A GLA audit panel report in October 2007 showed that Coleman had run up taxi expenses of £1740 in the period 1 April 2007 to 31 August 2007. This accounted for one third of all cab expenses for the Mayor and 25 GLA members. He was criticised by Livingstone for "creating a chauffeur service for himself" and by the leader of the Barnet Council Labour group for his "breathtaking arrogance".

A further GLA audit panel report in March 2008 revealed that Coleman had run up taxi expenses of £4157 in the period 1 April 2007 to 31 December 2007. This accounted for half of all cab expenses for the Mayor and 25 GLA members. Livingstone said "Brian Coleman must explain to Londoners how he can possibly justify spending more on taxis in four weeks than the average Assembly member does in nine months."

When questioned about his cab fares by the Metro Newspaper, Coleman claimed not to use taxis but thought he was being ferried about in 'an official GLA car'. They reported that in December 2007 he ran up a £412.50 cab fare on a round-trip from his home in Finchley to a nearby meeting where the driver kept the meter running before taking him to City Hall.

Another GLA audit panel report in July 2008 revealed that Coleman had run up taxi expenses of £8231 in the period 1 April 2007 to 31 March 2008. This accounted for nearly half of all the cab expenses of the Mayor and 25 assembly members. On one day alone Coleman ran up a cab bill of £656. Assembly member Jenny Jones said that Coleman justifies the expense because he has taken to wearing gold chains from another era. The London Assembly said all the claims were within guidelines.

===London Fire and Emergency Planning Authority===
Coleman was vice chair of the London Fire and Emergency Planning Authority from 2004 to 2008. Following the election of Boris Johnson as mayor in May 2008, Coleman was appointed chairman. An Audit Commission report published in February 2009 noted that "The Chairman is robust and challenging but staff and some external stakeholders find his style too confrontational."

In August 2008 Coleman claimed that he had been passed over for the post of chair of the Local Government Association fire services management committee due to homophobia by fellow Tories.

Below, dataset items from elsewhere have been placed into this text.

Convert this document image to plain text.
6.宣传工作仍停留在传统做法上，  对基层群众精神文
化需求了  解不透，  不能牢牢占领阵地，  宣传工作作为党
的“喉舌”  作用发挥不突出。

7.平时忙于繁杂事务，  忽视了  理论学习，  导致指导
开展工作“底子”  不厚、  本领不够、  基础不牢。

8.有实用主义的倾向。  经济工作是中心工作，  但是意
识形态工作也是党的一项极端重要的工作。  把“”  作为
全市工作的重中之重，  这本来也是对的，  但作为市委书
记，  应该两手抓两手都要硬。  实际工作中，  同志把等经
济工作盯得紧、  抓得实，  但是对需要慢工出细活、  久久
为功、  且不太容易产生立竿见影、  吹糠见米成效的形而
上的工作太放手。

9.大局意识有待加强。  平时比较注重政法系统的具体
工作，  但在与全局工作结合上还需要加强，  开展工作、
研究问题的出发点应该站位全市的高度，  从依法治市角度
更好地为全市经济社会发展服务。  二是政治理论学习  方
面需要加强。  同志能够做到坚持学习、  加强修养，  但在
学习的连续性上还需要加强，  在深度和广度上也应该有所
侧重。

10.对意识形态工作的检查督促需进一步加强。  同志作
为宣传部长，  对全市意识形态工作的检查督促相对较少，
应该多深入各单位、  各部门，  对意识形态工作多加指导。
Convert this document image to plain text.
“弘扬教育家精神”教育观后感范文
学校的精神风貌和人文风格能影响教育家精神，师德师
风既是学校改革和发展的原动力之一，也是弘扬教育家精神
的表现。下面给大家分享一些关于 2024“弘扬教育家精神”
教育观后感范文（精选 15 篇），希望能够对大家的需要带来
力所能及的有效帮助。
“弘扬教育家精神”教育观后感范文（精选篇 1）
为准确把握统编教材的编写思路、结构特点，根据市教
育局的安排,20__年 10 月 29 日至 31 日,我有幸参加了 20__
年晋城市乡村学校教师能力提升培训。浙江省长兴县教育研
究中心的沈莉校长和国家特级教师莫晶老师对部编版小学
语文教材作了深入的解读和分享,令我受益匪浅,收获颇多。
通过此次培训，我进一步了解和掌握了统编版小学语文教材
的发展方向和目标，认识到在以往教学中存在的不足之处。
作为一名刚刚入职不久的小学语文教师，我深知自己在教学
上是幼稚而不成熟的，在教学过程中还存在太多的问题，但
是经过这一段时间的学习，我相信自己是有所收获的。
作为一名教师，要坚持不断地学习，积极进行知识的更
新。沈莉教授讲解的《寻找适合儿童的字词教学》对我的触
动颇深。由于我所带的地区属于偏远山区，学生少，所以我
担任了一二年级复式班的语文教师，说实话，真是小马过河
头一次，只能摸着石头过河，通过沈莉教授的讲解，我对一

Outlining areas of potential cutbacks to a London Assembly committee in September 2008, Coleman suggested that the London Fire Brigade Museum should be closed. He said that "having recently visited the fire brigade museum – we shook the cobwebs off the door as we opened it – I have to say that it is not a museum that is fit for purpose or that in my view contributes anything", adding "when you've seen one brass helmet you have seen them all". Coleman's outburst prompted a campaign to save the museum. Val Shawcross, former chair of the LFEPA, stated that "Brian Coleman has an almost hysterical approach to the issues".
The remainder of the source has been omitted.